Neurosciences expérimentales ?
Zimmer se permet une coquetterie de théologien en intitulant son dernier chapitre : « Le microscope de l'âme », qui parle des neurosciences contemporaines. Il a tort. Il ne faut pas reprendre le discours du malade. Il décrit des expériences du philosophe Joshua Greene assistées par imagerie par résonnance magnétique (IRM) qui posent des questions sur « l'équilibre entre le bien et le mal » (p. 261) tout aussi douteuses que les deux âmes, sensitive et matérielle, de Willis. La philosophie naturelle d'alors pouvait se lire comme la persistance de préjugés et de dogmes par opposition à la science naturelle empirique. Au passage, Pavlov (1849-1936) aussi n'est pas cité par Zimmer tout en étant bien récupéré par la neurologie expérimentale (p. 268).
Le débat entre théoriciens et empiristes/expérimentateurs n'est pas clos. Beaucoup de preuves de Willis ne seraient pas considérées comme valides. Il aurait fallu dire qu'il est probable que la centralité du coeur dans l'antiquité venait de l'expérience commune de couper la tête à un poulet et de le voir courir partout pendant un certain temps.
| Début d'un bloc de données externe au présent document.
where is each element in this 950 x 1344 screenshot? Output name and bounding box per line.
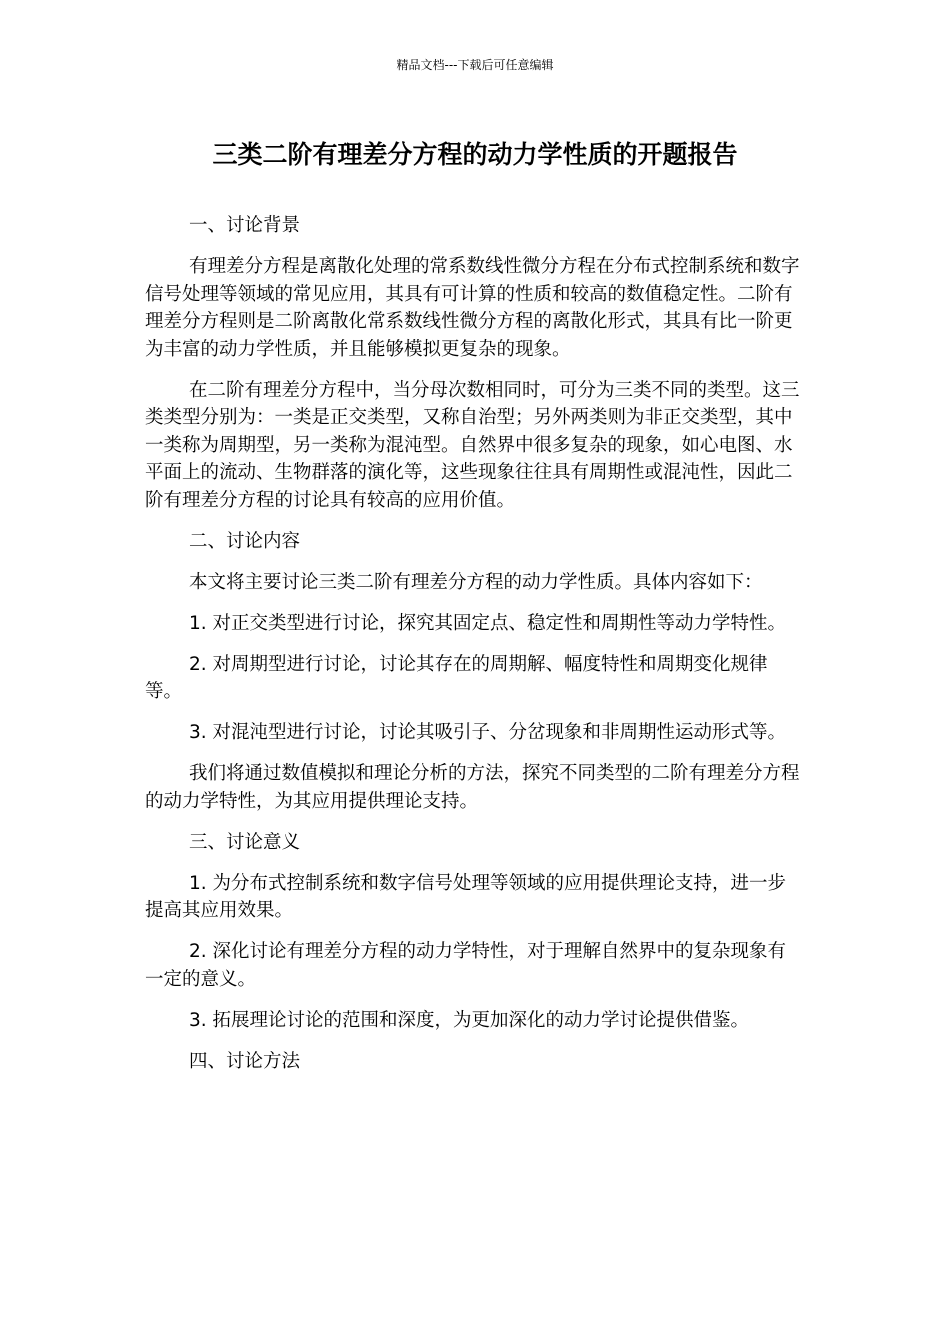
page-header: 精品文档---下载后可任意编辑 (396, 58, 554, 72)
document-title: 三类二阶有理差分方程的动力学性质的开题报告 (212, 140, 738, 169)
significance-list-item-2: 2. 深化讨论有理差分方程的动力学特性，对于理解自然界中的复杂现象有一定的意义。 (145, 941, 787, 990)
document-body (145, 212, 803, 1089)
content-intro-paragraph: 本文将主要讨论三类二阶有理差分方程的动力学性质。具体内容如下： (189, 571, 763, 593)
significance-list-item-1: 1. 为分布式控制系统和数字信号处理等领域的应用提供理论支持，进一步提高其应用效果。 (145, 872, 787, 921)
content-list-item-2: 2. 对周期型进行讨论，讨论其存在的周期解、幅度特性和周期变化规律等。 (145, 653, 768, 702)
section-heading-significance: 三、讨论意义 (189, 831, 301, 853)
background-paragraph-2: 在二阶有理差分方程中，当分母次数相同时，可分为三类不同的类型。这三类类型分别为：一类是正交类型，又称自治型；另外两类则为非正交类型，其中一类称为周期型，另一类称为混沌型。自然界中很多复杂的现象，如心电图、水平面上的流动、生物群落的演化等，这些现象往往具有周期性或混沌性，因此二阶有理差分方程的讨论具有较高的应用价值。 (145, 379, 800, 511)
section-heading-method: 四、讨论方法 (189, 1050, 301, 1072)
significance-list-item-3: 3. 拓展理论讨论的范围和深度，为更加深化的动力学讨论提供借鉴。 (189, 1009, 750, 1031)
content-list-item-3: 3. 对混沌型进行讨论，讨论其吸引子、分岔现象和非周期性运动形式等。 (189, 722, 787, 743)
content-method-paragraph: 我们将通过数值模拟和理论分析的方法，探究不同类型的二阶有理差分方程的动力学特性，为其应用提供理论支持。 (145, 763, 800, 812)
section-heading-background: 一、讨论背景 (189, 215, 301, 236)
section-heading-content: 二、讨论内容 (189, 530, 301, 552)
background-paragraph-1: 有理差分方程是离散化处理的常系数线性微分方程在分布式控制系统和数字信号处理等领域的常见应用，其具有可计算的性质和较高的数值稳定性。二阶有理差分方程则是二阶离散化常系数线性微分方程的离散化形式，其具有比一阶更为丰富的动力学性质，并且能够模拟更复杂的现象。 (145, 256, 800, 360)
content-list-item-1: 1. 对正交类型进行讨论，探究其固定点、稳定性和周期性等动力学特性。 (189, 612, 787, 634)
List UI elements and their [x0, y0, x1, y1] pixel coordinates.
On pouvait donc penser que la tête ne servait à rien. On sait aussi que Popper (1902-1994) prétend, contre l'empirisme, qu'on ne peut pas démontrer, mais seulement réfuter. Les explications de la neurologie actuelle d'« avoir un mot sur le bout de la langue » (p. 276) sont d'ailleurs aussi peu opératoires que la médecine de Willis. On prescrit simplement des neuroleptiques. Pour la théorie, on met à toutes les sauces le darwinisme puritain comme garantie de scientificité (idem). On peut admettre que l'anglo-saxonnisme de cartographier le sens moral (pp. 287-290) est une contrainte locale.
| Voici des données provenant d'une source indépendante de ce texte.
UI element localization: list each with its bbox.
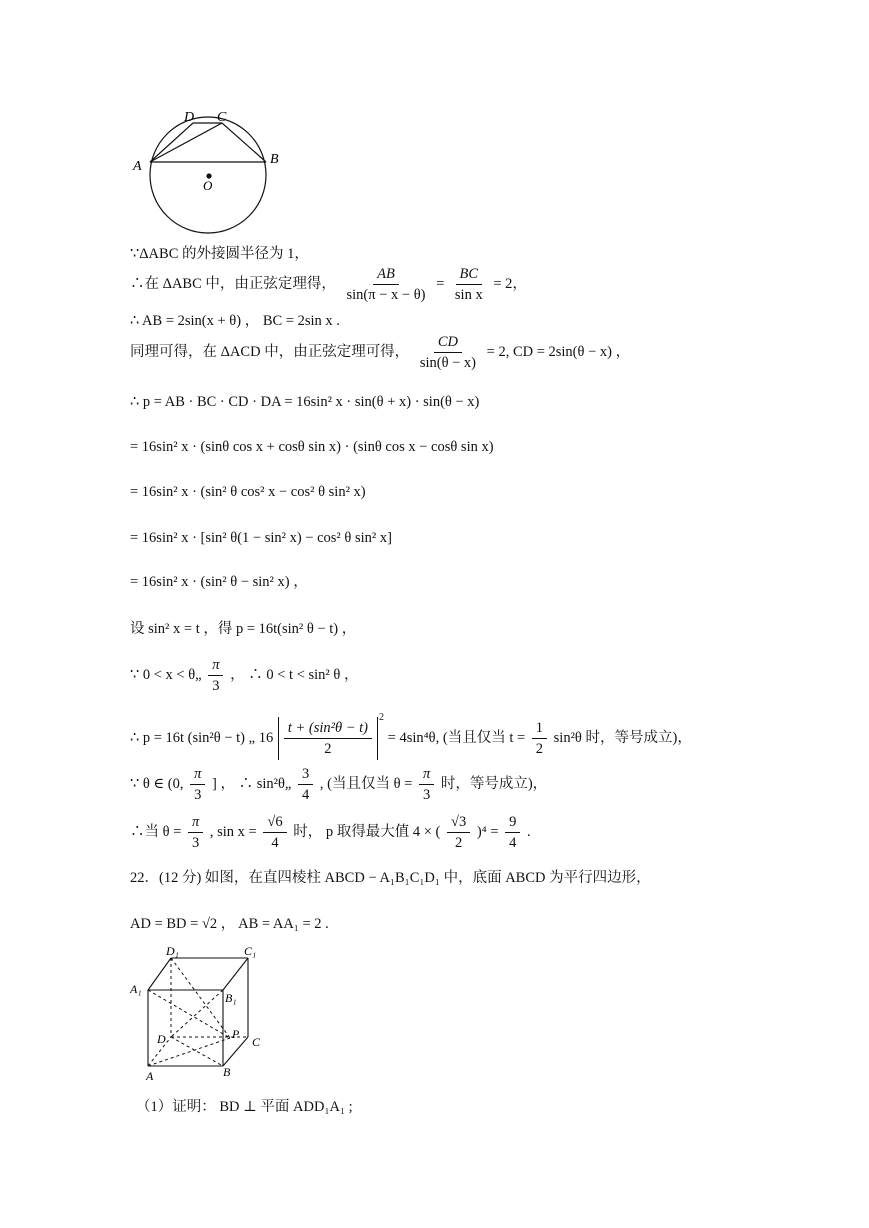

Quoi qu'il en soit, on sort philosophiquement transformé de la lecture de ce livre ! Malgré les risques habituels de réductionnisme neurologique, on est confronté à l'élaboration expérimentale pas-à-pas d'une anatomie du cerveau et d'une théorie matérielle de l'esprit basée sur l'observation, contre les fausses conceptions traditionnelles et les théories spiritualistes dont Harvey disait : « les esprits n'étaient rien de plus qu'un 'subterfuge de la commune ignorance. En effet, les demi-savants, lorsqu'ils ne savent pas expliquer un phénomène, disent aussitôt qu'il est produit par les esprits et les introduisent partout comme agents universels. Ils font comme les mauvais poètes qui, pour le dénouement et la catastrophe finale de leurs pièces, convoquent sur scène le Deus ex machina' » (p. 74). Zimmer lui-même récidive en disant : « notre âme est matérielle et pourtant immatérielle » (p. 293). Mais c'est trop tard, on croit comprendre qu'il prend ici quelques précautions à l'égard de l'inquisition.